If Samczsun incorporates 962_000 and has an additional 1_000 entries, they could publish a manifest containing 962_000 and 963_000

- volume 962_000 (first published at 4byte.directory's IPNS)
- volume 963_000 (published at Samczsun's IPNS)
    - chapter 0x0 CID xyz
    - chapter 0x1 CID xyz
    - ...
    - chapter 0xf CID xyz

The Transformer

To make this process smooth, Transformer software could be written to produce Volumes/Chapters and Manifests of the right format.

For example, A “TODD” format, where TODD is a Time-Ordered Distributable Database:

https://github.com/perama-v/TODD

This could exist as a local tool that lets a user participate in creating a distributable database of any artitrary sort:

Any DB in -> TODD out

TODD + new data -> Updated TODD out

This could re-use common functions (manifest creation) and only require a custom adapter for each database type (ABIs, signatures, tags).

The Requirements

To be Transform-able, one needs to outilne a pre- and post-TODD format for the new data.

E.g., Imagine you have neat TODD pieces (volumes and chunks). Then you have a .csv list of new data you want to add. Perhaps it will become the next 3 volumes in the database. The transformer will accept data in a specific input format which could be different for each database (binary files, .tsv, .csv).

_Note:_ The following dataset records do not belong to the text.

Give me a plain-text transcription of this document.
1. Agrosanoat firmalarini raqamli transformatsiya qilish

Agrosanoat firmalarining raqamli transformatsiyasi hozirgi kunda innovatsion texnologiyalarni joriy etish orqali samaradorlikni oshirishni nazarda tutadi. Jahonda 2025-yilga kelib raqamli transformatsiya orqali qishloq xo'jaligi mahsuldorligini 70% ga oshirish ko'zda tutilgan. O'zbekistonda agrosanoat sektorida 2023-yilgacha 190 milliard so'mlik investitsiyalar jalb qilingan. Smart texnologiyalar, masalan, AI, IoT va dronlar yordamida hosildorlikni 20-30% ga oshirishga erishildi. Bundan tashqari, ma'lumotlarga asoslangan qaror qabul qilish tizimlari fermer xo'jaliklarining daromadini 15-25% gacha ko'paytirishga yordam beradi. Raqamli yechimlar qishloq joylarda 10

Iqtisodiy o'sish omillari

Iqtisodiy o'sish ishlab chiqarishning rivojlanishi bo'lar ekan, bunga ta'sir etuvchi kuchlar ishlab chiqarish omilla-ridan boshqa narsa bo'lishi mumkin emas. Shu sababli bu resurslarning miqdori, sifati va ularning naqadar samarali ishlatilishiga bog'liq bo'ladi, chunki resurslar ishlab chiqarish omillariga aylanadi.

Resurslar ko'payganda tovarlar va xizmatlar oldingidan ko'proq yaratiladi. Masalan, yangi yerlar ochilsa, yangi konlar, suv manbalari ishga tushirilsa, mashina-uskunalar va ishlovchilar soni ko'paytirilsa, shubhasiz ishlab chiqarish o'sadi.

All that is required is that the input data have a parser that can loop over all the keys in the data to be incorporated.

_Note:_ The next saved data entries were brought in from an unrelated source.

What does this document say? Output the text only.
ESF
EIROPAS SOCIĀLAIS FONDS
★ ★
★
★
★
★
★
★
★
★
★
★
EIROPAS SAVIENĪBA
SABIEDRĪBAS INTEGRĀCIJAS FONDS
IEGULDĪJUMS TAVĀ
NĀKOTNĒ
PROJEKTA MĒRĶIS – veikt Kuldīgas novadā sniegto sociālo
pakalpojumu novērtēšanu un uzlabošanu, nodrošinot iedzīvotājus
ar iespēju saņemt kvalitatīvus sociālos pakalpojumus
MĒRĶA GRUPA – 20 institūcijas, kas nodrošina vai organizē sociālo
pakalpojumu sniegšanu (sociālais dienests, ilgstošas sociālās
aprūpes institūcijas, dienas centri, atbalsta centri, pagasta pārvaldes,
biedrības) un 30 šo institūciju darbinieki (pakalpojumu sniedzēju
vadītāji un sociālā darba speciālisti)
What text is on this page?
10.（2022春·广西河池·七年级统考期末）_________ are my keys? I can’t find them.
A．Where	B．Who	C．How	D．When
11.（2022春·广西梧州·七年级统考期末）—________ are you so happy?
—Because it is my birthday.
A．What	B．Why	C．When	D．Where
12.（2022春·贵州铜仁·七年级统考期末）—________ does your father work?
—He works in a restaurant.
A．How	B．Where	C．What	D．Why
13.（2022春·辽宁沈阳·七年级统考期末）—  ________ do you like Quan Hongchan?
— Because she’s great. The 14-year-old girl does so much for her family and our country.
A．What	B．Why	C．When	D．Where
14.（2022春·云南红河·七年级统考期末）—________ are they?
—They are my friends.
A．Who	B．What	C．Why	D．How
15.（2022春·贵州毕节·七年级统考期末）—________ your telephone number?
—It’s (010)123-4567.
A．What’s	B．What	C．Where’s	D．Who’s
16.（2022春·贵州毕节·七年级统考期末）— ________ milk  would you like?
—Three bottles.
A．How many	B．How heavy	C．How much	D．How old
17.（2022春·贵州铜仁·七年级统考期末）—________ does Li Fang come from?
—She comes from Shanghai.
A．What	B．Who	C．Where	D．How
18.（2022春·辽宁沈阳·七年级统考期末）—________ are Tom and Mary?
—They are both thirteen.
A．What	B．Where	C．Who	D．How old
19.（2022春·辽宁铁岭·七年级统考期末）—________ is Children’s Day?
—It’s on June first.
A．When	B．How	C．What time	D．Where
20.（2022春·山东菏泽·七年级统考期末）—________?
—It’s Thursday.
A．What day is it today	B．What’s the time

.csv -> write transformer parser -> parse -> todd

.tsv -> write transformer parser -> parse -> todd

.bin -> write transformer parser -> parse -> todd

The idea is that you want people to be able to create data in whatever format is convenient for them. Perhaps this format is different between creators - it does not matter because the transformer outputs TODD format which both parties agree on.

The Contract

In a specification, say for fourbyte signatures, one would declare an arbitrary topic, thus making it clear under which term (“fourbyte” “4byte” “event-signatures” etc.) publishing IPNS names should be registered.

See here for more rationale on IPNS name based broadcasting: https://github.com/perama-v/GAMB/issues/1

The Hoovers

Many benevolent actors want to create databases as public goods. This can result in duplication of efforts and vampire attack of users.

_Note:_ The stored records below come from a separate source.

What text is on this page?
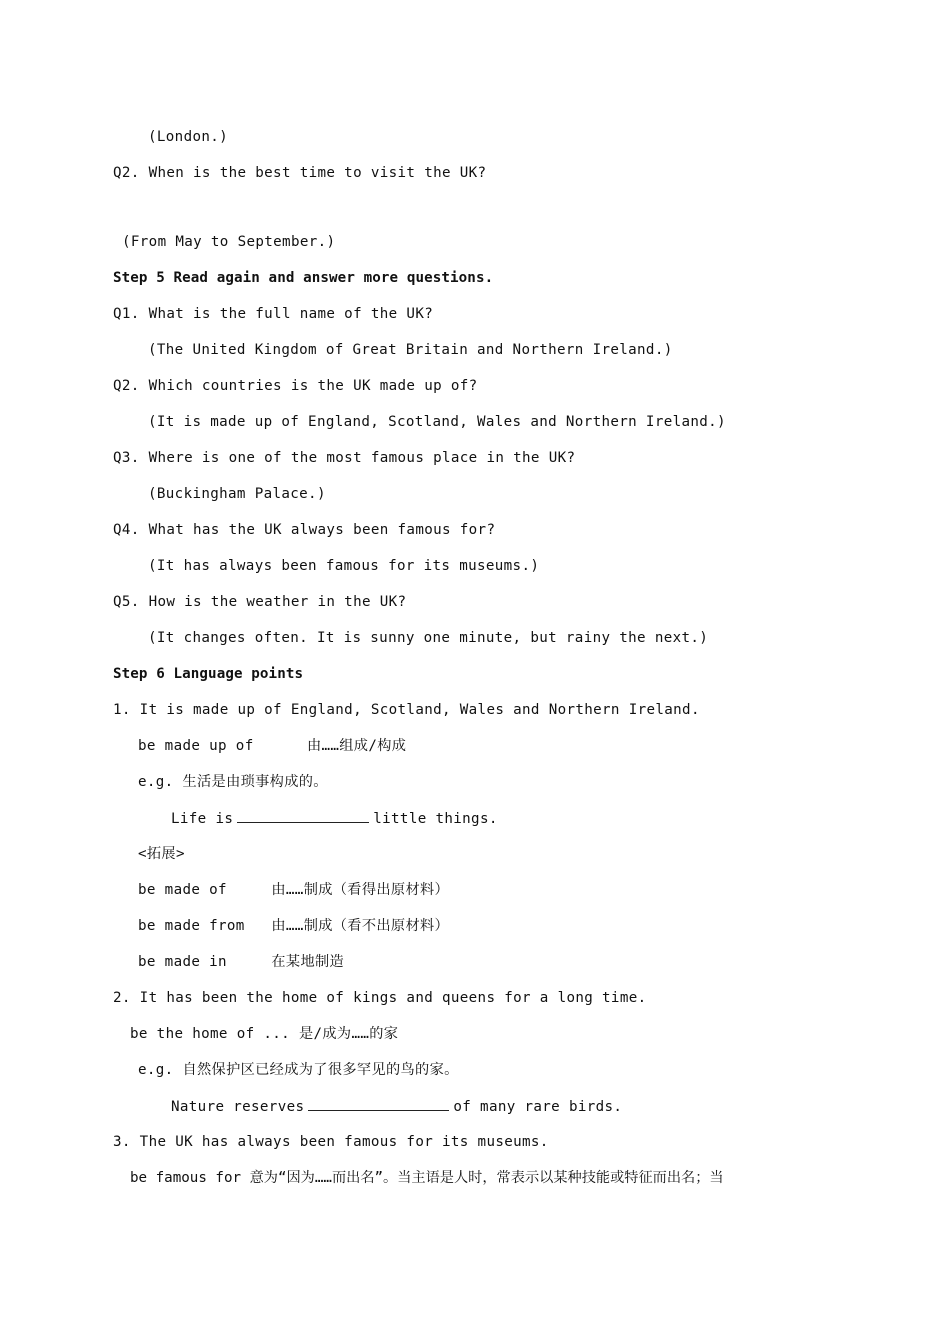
(London.)
Q2. When is the best time to visit the UK?
(From May to September.)
Step 5 Read again and answer more questions.
Q1. What is the full name of the UK?
(The United Kingdom of Great Britain and Northern Ireland.)
Q2. Which countries is the UK made up of?
(It is made up of England, Scotland, Wales and Northern Ireland.)
Q3. Where is one of the most famous place in the UK?
(Buckingham Palace.)
Q4. What has the UK always been famous for?
(It has always been famous for its museums.)
Q5. How is the weather in the UK?
(It changes often. It is sunny one minute, but rainy the next.)
Step 6 Language points
1. It is made up of England, Scotland, Wales and Northern Ireland.
be made up of      由……组成/构成
e.g. 生活是由琐事构成的。
Life is	little things.
<拓展>
be made of     由……制成（看得出原材料）
be made from   由……制成（看不出原材料）
be made in     在某地制造
2. It has been the home of kings and queens for a long time.
be the home of ... 是/成为……的家
e.g. 自然保护区已经成为了很多罕见的鸟的家。
Nature reserves	of many rare birds.
3. The UK has always been famous for its museums.
be famous for 意为“因为……而出名”。当主语是人时，常表示以某种技能或特征而出名；当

Databases that grow do benefit from easy to use APIs/UIs that let users contribute small pieces of data (e.g., pubish ABI or event signature by API). So this is not a claim that “Free API providers are the problem”. Updating databases is a criticial role.

The problem as I see it is the Molochian failure to coordinate.

The solution is Schelling points for database formats and database distribution mechanisms.

Data can be transparent, content-addressble pieces that can be periodically and permanently shared back to the user who then acts as provider.